**From:** Eliezer S. Yudkowsky (*sentience@pobox.com*)

**Date:** Thu Sep 15 2005 - 14:02:10 MDT

**Next message:**Russell Wallace: "Re: Hempel's paradox redux"**Previous message:**Ben Goertzel: "RE: Hempel's paradox redux"**In reply to:**Ben Goertzel: "RE: Hempel's paradox redux"**Next in thread:**Russell Wallace: "Re: Hempel's paradox redux"**Reply:**Russell Wallace: "Re: Hempel's paradox redux"**Reply:**Ben Goertzel: "RE: Hempel's paradox redux"**Reply:**Ben Goertzel: "Hempel's paradox redux"**Messages sorted by:**[ date ] [ thread ] [ subject ] [ author ] [ attachment ]

Ben Goertzel wrote:

*> Hey Eli,
*

*>>> http://www.goertzel.org/new_essays/hempel.htm
*

*>> I find your lack of faith disturbing.
*

*>
*

*> Well, my wife and I found the flaw in a brief conversation before we went to
*

*> sleep last night but I was really tired and I didn't feel like dealing with
*

*> the computer anymore ;)
*

*>
*

*> As she pointed out, the situation with states 2 and 4 in my little story
*

*> about the midget is a lot like the situation where you have two coins, one
*

*> with two heads and one regular coin with a head and a tail. If you are told
*

*> that one has been tossed and the result was a head, then the odds are 2:1
*

*> that the the coin in question was the double-headed coin. [The heads are
*

*> W's, the tail is a B]
*

*>
*

*> Duuuuhhh...
*

That was one mistake, yes.

Marcello caught the first one, but his algebra may have been hard for

some to follow, so I now explain it intuitively.

1)

A mathematician tells you that he has two children. You ask, "Is one of

your children a boy?" and the mathematician answers "Yes." What is the

probability that the other child is a girl? Two-thirds. Why? Because

the possible birth orders are BB, BG, GB, and GG, each equally probable.

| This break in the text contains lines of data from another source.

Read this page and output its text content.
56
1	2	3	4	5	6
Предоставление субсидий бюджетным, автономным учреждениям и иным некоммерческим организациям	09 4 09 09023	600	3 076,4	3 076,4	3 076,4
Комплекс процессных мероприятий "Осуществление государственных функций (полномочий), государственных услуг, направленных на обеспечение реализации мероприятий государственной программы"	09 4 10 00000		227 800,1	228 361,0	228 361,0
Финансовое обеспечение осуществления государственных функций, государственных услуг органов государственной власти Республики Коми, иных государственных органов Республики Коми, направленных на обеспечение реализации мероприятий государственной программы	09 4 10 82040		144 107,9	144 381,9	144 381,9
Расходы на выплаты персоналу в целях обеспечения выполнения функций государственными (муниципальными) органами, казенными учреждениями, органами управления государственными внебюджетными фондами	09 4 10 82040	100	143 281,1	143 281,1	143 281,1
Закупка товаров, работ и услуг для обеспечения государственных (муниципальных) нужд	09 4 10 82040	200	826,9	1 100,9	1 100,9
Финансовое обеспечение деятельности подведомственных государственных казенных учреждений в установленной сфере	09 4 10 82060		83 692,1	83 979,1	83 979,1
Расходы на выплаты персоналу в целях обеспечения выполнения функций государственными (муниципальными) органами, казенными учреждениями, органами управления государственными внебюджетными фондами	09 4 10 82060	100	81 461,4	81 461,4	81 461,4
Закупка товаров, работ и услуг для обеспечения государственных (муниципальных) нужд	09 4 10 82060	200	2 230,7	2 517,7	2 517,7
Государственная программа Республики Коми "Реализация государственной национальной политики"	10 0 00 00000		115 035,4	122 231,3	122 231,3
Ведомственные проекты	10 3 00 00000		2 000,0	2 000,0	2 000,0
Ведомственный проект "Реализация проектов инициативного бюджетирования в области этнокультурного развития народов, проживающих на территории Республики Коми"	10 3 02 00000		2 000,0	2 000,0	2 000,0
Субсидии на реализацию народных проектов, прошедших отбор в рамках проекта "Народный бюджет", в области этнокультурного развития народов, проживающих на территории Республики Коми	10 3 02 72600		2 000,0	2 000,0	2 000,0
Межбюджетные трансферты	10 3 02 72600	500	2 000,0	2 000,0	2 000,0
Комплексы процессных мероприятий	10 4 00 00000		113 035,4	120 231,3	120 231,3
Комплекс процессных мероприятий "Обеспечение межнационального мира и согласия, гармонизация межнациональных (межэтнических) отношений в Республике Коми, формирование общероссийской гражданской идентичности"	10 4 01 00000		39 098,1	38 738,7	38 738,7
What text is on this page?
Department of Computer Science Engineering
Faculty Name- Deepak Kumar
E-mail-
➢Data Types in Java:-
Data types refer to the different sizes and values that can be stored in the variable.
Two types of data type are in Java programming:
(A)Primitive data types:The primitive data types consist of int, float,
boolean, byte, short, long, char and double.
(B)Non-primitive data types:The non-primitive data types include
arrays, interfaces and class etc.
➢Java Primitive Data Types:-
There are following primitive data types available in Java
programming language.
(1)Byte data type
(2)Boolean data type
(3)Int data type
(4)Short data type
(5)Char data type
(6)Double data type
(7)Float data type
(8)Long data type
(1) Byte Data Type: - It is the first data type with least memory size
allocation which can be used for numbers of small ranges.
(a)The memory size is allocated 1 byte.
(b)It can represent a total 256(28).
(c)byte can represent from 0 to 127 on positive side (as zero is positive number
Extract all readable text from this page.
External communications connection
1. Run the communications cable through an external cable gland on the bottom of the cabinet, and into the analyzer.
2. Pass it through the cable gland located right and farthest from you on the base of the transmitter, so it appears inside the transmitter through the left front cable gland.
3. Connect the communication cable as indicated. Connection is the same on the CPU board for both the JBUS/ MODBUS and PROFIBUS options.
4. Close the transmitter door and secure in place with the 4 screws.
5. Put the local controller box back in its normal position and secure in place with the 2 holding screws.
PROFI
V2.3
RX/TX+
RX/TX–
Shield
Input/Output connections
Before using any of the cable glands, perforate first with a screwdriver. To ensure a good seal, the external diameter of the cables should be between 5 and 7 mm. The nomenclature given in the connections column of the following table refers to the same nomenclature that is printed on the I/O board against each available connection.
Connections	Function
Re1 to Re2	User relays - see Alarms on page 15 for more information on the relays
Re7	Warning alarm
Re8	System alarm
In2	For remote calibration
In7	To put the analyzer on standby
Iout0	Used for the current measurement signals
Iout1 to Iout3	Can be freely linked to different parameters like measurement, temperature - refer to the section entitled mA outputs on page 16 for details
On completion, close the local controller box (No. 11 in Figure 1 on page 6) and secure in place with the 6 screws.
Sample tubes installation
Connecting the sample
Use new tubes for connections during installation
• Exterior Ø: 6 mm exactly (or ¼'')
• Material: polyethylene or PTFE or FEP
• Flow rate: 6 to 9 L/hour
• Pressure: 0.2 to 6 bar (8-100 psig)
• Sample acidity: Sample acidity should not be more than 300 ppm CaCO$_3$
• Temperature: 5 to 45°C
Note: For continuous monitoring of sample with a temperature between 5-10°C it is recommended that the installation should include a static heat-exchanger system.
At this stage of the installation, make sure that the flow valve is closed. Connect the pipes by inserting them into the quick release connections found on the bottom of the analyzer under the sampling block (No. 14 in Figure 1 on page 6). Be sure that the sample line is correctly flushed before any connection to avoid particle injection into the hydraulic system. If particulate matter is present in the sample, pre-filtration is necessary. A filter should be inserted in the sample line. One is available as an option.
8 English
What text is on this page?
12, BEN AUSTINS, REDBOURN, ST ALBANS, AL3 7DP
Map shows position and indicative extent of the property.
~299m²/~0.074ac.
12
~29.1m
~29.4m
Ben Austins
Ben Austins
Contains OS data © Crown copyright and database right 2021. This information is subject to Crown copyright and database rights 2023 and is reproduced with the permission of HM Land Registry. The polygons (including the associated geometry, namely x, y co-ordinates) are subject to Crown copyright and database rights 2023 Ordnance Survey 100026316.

For the first three the mathematician certainly answers "Yes" to your

question, and for the fourth the mathematician certainly answers "No".

So since the likelihoods are equal for the first three probabilities,

the mathematician's answer doesn't change your prior belief that the

mathematician is twice as likely to have a girl and a boy as to have two

boys.

But suppose that you randomly sample a child, and the child is a boy.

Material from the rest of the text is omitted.